Наскоро закончив мытье, стуча зубами от холода и страха, Лина закуталась в большое полотенце. Едва прикоснулась расческой к мокрым волосам, опасливо глянула на свое отражение в зеркале. В фильмах ужасов, которые они иногда смотрели с Митей, в такой момент рядом с героиней непременно кто-то возникал. Кто-то жуткий.

Но запотевшее, затянутое паром зеркало показывало Лине лишь ее саму – бледную, растерянную, перепуганную.

Она щелкнула выключателем, пробежала через всю комнату и нырнула в кровать, сбросив на пол и влажное полотенце, и покрывало. Стоило бы надеть ночную рубашку, но Лина позабыла, куда забросила ее утром, а искать не хотелось. Она закуталась в простыни, пытаясь согреться. Свернулась калачиком, обхватив колени, закрыла глаза и почувствовала, что уже не боится.

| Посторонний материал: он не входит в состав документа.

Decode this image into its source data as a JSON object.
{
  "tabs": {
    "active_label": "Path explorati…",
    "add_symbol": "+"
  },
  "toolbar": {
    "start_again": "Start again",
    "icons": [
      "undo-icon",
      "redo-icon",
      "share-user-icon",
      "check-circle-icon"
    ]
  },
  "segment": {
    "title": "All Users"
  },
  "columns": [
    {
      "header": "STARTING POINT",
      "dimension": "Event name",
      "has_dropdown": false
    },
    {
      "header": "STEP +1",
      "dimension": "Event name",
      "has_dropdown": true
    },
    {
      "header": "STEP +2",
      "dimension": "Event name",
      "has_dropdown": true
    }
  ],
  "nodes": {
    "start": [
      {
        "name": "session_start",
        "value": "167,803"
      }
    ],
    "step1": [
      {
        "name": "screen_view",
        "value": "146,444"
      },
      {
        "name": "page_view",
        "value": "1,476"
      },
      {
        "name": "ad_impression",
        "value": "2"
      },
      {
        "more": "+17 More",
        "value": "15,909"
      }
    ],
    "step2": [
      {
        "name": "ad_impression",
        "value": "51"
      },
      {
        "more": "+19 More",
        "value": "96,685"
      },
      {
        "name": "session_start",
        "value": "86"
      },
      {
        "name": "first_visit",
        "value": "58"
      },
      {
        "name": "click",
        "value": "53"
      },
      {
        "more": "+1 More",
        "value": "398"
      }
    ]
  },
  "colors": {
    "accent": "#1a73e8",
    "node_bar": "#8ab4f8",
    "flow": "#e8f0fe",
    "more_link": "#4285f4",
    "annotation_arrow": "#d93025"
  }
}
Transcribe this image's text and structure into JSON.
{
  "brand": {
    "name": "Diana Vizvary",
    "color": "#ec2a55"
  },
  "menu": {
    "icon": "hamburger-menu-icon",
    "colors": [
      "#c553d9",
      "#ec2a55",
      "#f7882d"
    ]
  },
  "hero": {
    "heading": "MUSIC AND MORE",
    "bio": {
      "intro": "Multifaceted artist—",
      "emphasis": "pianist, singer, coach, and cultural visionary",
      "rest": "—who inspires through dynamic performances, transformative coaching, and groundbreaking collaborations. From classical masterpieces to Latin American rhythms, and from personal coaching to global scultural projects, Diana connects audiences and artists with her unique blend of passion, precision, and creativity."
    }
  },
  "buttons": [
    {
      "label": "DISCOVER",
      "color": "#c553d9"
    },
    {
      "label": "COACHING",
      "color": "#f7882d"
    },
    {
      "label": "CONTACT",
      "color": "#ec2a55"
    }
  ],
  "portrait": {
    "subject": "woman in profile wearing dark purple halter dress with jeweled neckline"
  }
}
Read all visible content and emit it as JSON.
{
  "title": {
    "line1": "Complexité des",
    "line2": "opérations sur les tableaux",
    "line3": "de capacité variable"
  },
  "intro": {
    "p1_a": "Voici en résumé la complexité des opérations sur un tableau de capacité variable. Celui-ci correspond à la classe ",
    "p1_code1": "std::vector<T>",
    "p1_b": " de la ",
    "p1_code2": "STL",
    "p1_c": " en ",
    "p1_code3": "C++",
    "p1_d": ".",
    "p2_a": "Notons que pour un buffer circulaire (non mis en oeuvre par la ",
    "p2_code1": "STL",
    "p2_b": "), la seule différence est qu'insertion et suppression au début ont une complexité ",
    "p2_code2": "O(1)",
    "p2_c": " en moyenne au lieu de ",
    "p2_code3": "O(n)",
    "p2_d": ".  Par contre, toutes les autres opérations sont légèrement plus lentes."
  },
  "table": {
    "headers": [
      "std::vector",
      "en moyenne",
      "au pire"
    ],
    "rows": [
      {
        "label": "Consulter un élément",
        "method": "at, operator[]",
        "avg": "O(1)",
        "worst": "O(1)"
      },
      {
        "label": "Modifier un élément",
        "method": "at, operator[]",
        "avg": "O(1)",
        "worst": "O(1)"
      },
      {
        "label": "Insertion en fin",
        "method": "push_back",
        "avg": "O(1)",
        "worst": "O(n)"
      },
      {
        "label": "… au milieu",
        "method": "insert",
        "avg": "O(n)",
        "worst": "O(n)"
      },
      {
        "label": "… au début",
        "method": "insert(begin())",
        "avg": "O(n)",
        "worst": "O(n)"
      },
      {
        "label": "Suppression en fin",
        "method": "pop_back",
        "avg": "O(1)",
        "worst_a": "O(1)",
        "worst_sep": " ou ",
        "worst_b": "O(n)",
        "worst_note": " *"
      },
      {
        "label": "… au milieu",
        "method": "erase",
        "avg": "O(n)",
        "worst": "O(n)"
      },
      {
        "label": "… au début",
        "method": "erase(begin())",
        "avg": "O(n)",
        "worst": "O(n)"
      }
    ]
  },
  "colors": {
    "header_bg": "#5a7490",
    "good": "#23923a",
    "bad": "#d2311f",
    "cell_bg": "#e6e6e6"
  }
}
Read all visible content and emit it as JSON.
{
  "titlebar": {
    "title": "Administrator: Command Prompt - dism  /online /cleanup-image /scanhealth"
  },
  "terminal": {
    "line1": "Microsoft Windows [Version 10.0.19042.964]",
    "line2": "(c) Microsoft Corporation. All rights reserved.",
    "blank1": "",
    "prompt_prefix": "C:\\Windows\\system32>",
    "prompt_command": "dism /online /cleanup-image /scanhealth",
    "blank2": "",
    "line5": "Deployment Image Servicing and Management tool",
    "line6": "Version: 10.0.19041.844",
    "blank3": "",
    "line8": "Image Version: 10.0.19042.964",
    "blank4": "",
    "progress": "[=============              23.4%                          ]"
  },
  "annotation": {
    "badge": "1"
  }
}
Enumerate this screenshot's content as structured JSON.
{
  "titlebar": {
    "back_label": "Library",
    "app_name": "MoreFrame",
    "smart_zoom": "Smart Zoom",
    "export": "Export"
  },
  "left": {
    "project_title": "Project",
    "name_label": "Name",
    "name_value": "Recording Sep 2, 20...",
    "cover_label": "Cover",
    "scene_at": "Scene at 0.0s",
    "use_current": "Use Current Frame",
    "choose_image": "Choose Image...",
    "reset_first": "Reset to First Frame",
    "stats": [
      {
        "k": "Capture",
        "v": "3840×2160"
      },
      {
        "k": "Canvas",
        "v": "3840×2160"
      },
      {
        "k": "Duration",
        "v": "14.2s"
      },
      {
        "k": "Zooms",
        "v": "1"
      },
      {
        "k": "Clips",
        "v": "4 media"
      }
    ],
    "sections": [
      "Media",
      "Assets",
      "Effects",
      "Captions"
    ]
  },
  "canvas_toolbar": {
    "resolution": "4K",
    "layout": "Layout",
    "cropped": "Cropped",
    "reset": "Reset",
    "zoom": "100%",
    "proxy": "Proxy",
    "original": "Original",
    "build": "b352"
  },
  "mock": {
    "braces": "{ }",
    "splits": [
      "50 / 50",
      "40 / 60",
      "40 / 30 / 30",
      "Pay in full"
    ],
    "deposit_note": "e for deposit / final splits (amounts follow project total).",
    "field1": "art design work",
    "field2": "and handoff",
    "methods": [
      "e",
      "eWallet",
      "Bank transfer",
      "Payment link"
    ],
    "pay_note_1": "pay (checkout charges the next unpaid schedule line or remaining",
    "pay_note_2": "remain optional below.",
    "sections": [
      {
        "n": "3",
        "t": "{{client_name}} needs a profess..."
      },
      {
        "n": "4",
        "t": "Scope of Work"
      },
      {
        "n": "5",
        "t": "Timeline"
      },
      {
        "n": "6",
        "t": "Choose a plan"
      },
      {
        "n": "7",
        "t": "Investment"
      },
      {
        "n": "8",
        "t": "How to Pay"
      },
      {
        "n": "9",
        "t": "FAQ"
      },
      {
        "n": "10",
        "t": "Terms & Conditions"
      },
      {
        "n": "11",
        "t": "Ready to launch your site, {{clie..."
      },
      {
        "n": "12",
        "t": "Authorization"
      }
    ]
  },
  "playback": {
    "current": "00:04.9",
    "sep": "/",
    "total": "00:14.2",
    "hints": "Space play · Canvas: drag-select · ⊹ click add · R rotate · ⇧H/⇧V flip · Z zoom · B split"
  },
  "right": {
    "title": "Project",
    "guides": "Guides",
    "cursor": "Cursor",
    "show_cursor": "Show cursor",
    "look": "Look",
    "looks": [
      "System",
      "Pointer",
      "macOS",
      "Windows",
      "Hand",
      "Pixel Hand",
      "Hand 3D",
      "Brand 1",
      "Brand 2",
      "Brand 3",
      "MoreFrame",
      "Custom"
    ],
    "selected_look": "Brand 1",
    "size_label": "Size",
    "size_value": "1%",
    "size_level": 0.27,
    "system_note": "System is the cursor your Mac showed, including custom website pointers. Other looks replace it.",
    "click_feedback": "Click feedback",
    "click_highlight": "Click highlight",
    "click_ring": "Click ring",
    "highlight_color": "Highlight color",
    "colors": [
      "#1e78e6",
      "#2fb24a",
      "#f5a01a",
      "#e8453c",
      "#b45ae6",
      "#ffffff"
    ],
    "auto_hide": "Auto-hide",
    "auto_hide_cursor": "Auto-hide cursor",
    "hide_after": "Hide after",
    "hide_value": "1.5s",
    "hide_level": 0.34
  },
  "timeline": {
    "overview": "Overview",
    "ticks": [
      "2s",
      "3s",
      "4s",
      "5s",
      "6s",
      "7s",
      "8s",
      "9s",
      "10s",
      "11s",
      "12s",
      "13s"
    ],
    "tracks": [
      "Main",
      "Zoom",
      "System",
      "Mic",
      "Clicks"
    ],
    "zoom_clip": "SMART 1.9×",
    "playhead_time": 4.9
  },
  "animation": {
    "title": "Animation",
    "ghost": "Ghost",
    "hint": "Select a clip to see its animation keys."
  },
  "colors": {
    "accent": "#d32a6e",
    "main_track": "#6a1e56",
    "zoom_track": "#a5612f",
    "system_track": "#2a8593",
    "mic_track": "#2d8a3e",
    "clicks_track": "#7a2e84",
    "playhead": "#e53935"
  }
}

Страха, который охватил ее в ванной, теперь не было. Лунный лик в окне показался добрым лицом старого друга, что склонился к ней, желая утешить. «Спи, спи», – шептал ласковый голос, и она почувствовала, что, в самом деле, сумеет заснуть.

Ангелина уже почти спала, когда кто-то обнял ее, тесно прижимаясь сзади, нежно целуя в шею. Погладил по руке, провел пальцами по бедру, сжал грудь. Она затрепетала, по телу прошла сладкая волна. Жадно приникшее к ней тело – обнаженное мужское тело – было горячим и таким знакомым. «Вот кто смотрел на меня! – подумала Лина. – Митя все-таки пришел!» Она знала, что это произойдет, но и надеяться не смела, что это будет так прекрасно, так чувственно.

После, после она объяснит ему, все ему расскажет – и он поймет. А может быть, он уже все знает и понимает, так что ей и не придется ничего говорить. Лина счастливо вздохнула и повернулась к Мите.

На лице ее любимого лежала тень, и она не могла разглядеть его как следует, но это был Митя. Он, он без сомнения! Лина чувствовала прикосновения его рук, ощущала аромат тела и волос. Она обняла мужа, оплетая руками и ногами, стремясь раствориться в нем, почувствовать каждой клеточкой. Жадно прижалась к Митиным губам и ощутила во рту его язык. Он властно повернул ее на спину и лег сверху. Тяжесть его тела была восхитительна. Как же сильно она по нему тосковала! Как ждала, как верила, что он вернется. И теперь была вознаграждена.